Can Glue Crawler crawl the deltalake files to create tables in aws glue catalogue?

1.8k views Asked by At

We have an existing infrastructure where we are crawling the S3 directories through aws crawlers. These S3 directories are created as part of AWS datalake and dumped through the spark job. Now in order to implement the delta feature, we were doing a POC on deltalake. So when I wrote these deltalake files in the S3 through our spark-delta Jobs, my crawlers are not able to create tables from these crawlers.
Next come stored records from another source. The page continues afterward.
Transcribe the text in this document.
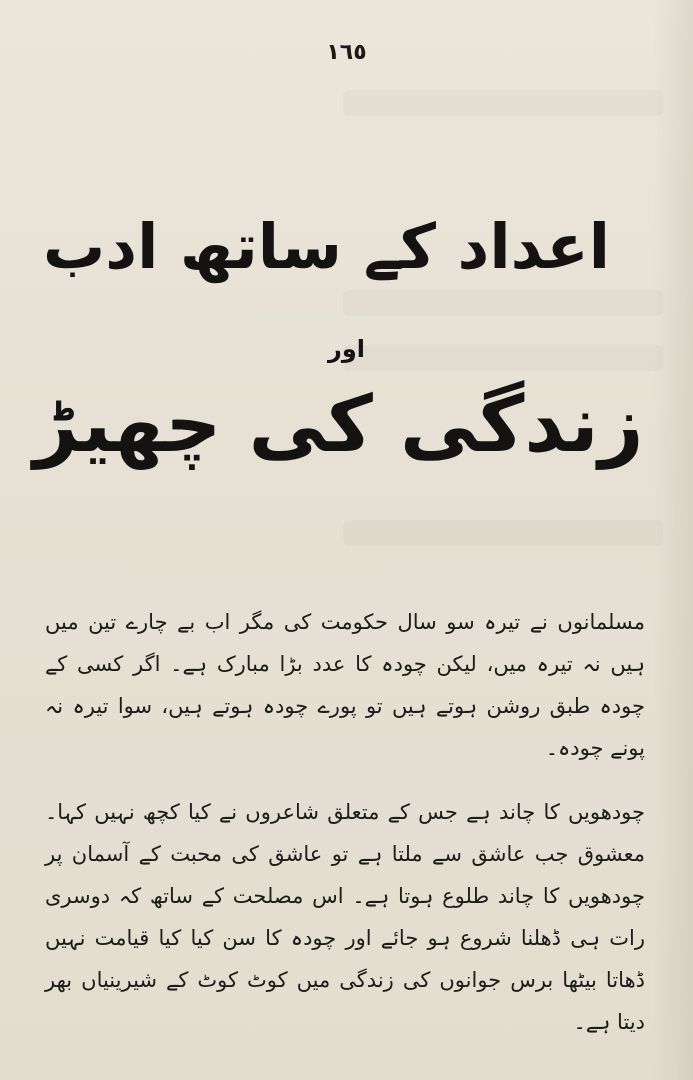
١٦٥
اعداد کے ساتھ ادب
اور
زندگی کی چھیڑ

مسلمانوں نے تیرہ سو سال حکومت کی مگر اب بے چارے تین میں ہیں نہ تیرہ میں، لیکن چودہ کا عدد بڑا مبارک ہے۔ اگر کسی کے چودہ طبق روشن ہوتے ہیں تو پورے چودہ ہوتے ہیں، سوا تیرہ نہ پونے چودہ۔

چودھویں کا چاند ہے جس کے متعلق شاعروں نے کیا کچھ نہیں کہا۔ معشوق جب عاشق سے ملتا ہے تو عاشق کی محبت کے آسمان پر چودھویں کا چاند طلوع ہوتا ہے۔ اس مصلحت کے ساتھ کہ دوسری رات ہی ڈھلنا شروع ہو جائے اور چودہ کا سن کیا کیا قیامت نہیں ڈھاتا بیٹھا برس جوانوں کی زندگی میں کوٹ کوٹ کے شیرینیاں بھر دیتا ہے۔
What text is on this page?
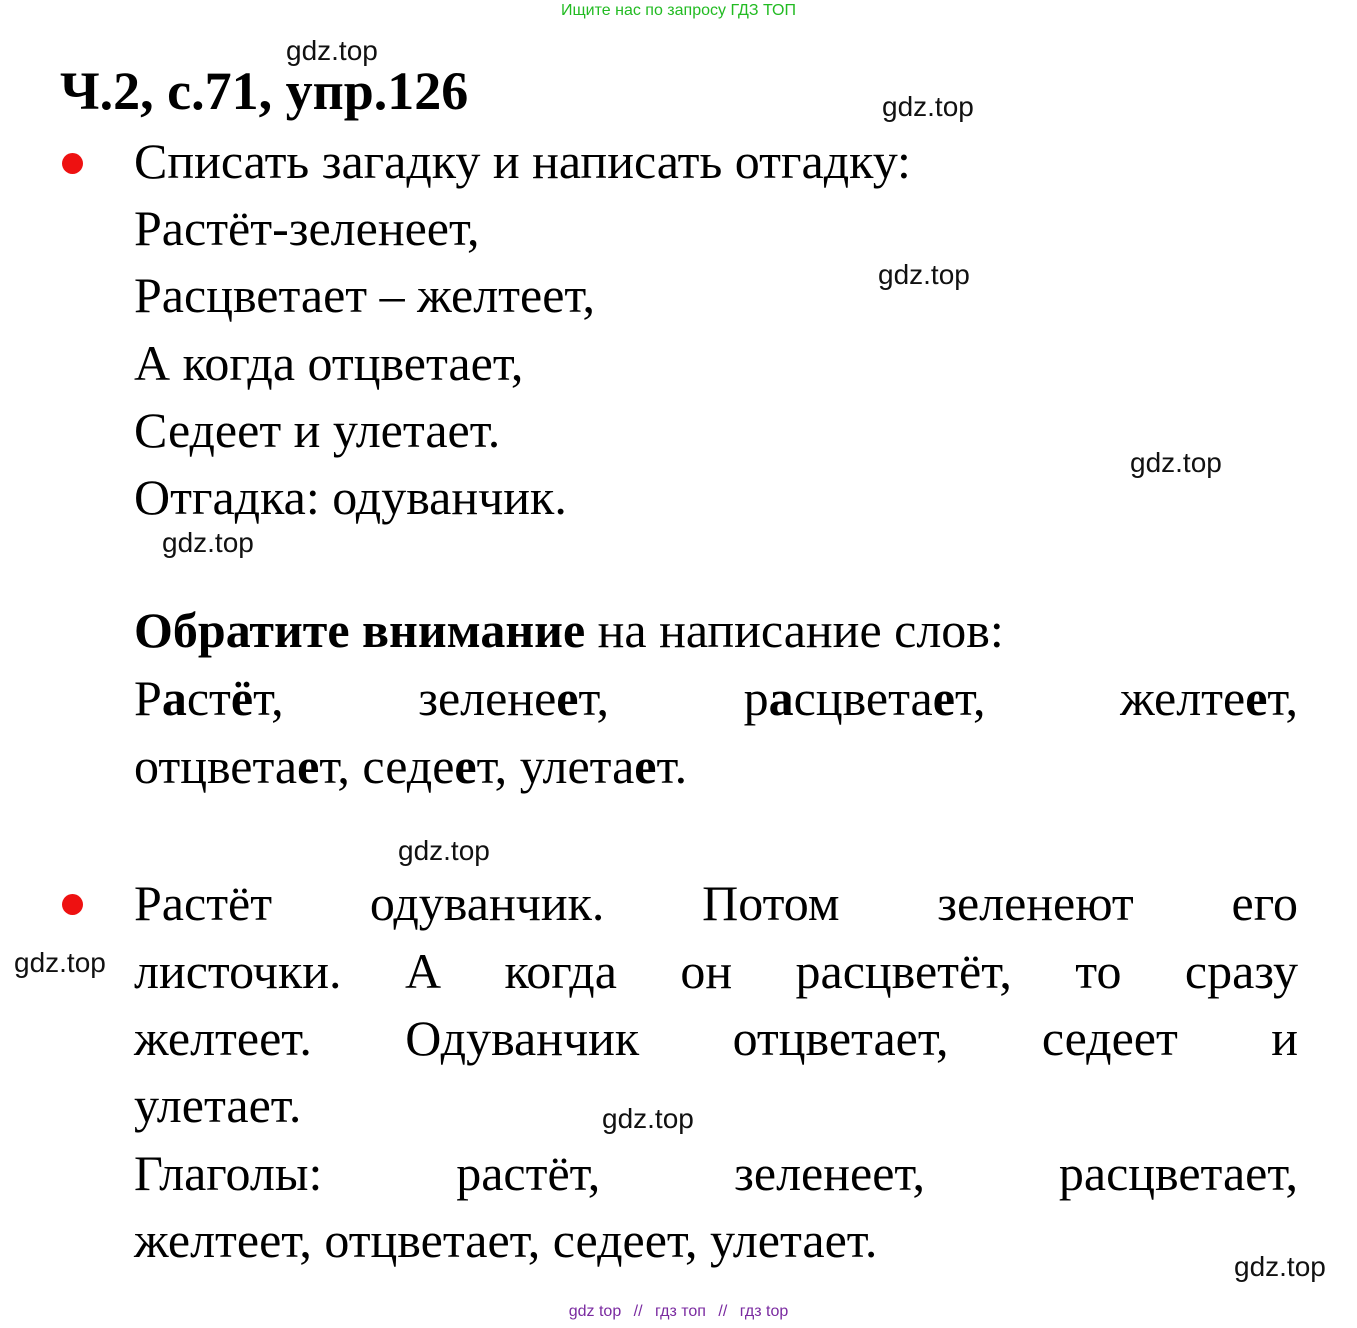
Ищите нас по запросу ГДЗ ТОП
Ч.2, с.71, упр.126
gdz.top
gdz.top
gdz.top
gdz.top
gdz.top
gdz.top
gdz.top
gdz.top
gdz.top
Списать загадку и написать отгадку:
Растёт-зеленеет,
Расцветает – желтеет,
А когда отцветает,
Седеет и улетает.
Отгадка: одуванчик.
Обратите внимание на написание слов:
Растёт,	зеленеет,	расцветает,	желтеет,
отцветает, седеет, улетает.
Растёт одуванчик. Потом зеленеют его
листочки. А когда он расцветёт, то сразу
желтеет. Одуванчик отцветает, седеет и
улетает.
Глаголы:	растёт,	зеленеет,	расцветает,
желтеет, отцветает, седеет, улетает.
gdz top // гдз топ // гдз top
Can we crawl delta lake files using AWS crawlers ?

2

There are 2 answers

1
Prabhakar Reddy On BEST ANSWER

As per this doc you should not be using Glue crawler.You should be using manifest files to integrate delta files with Athena.

Warning

Do not use AWS Glue Crawler on the location to define the table in AWS Glue. Delta Lake maintains files corresponding to multiple versions of the table, and querying all the files crawled by Glue will generate incorrect results.

0
Kyle Duong On

Glue Crawler recently released Delta Lake integration in 2022 where it will parse the Delta transaction log to gather the latest snapshot of the Delta table. It will then create manifest files and create an entry to the Glue Data Catalog which is query-able via Athena or Redshift Spectrum. The table created by the Delta Lake Crawler is also compatible with Lake Formation Cell Level security.

When creating a Delta Lake Crawler, make sure you specify a Delta Target in the console rather than an S3 Target. The crawler can be scheduled and will automatically detect schema evolution in your Delta Lake tables and populate them in the Glue Data Catalog and update any new partitions that it discovers.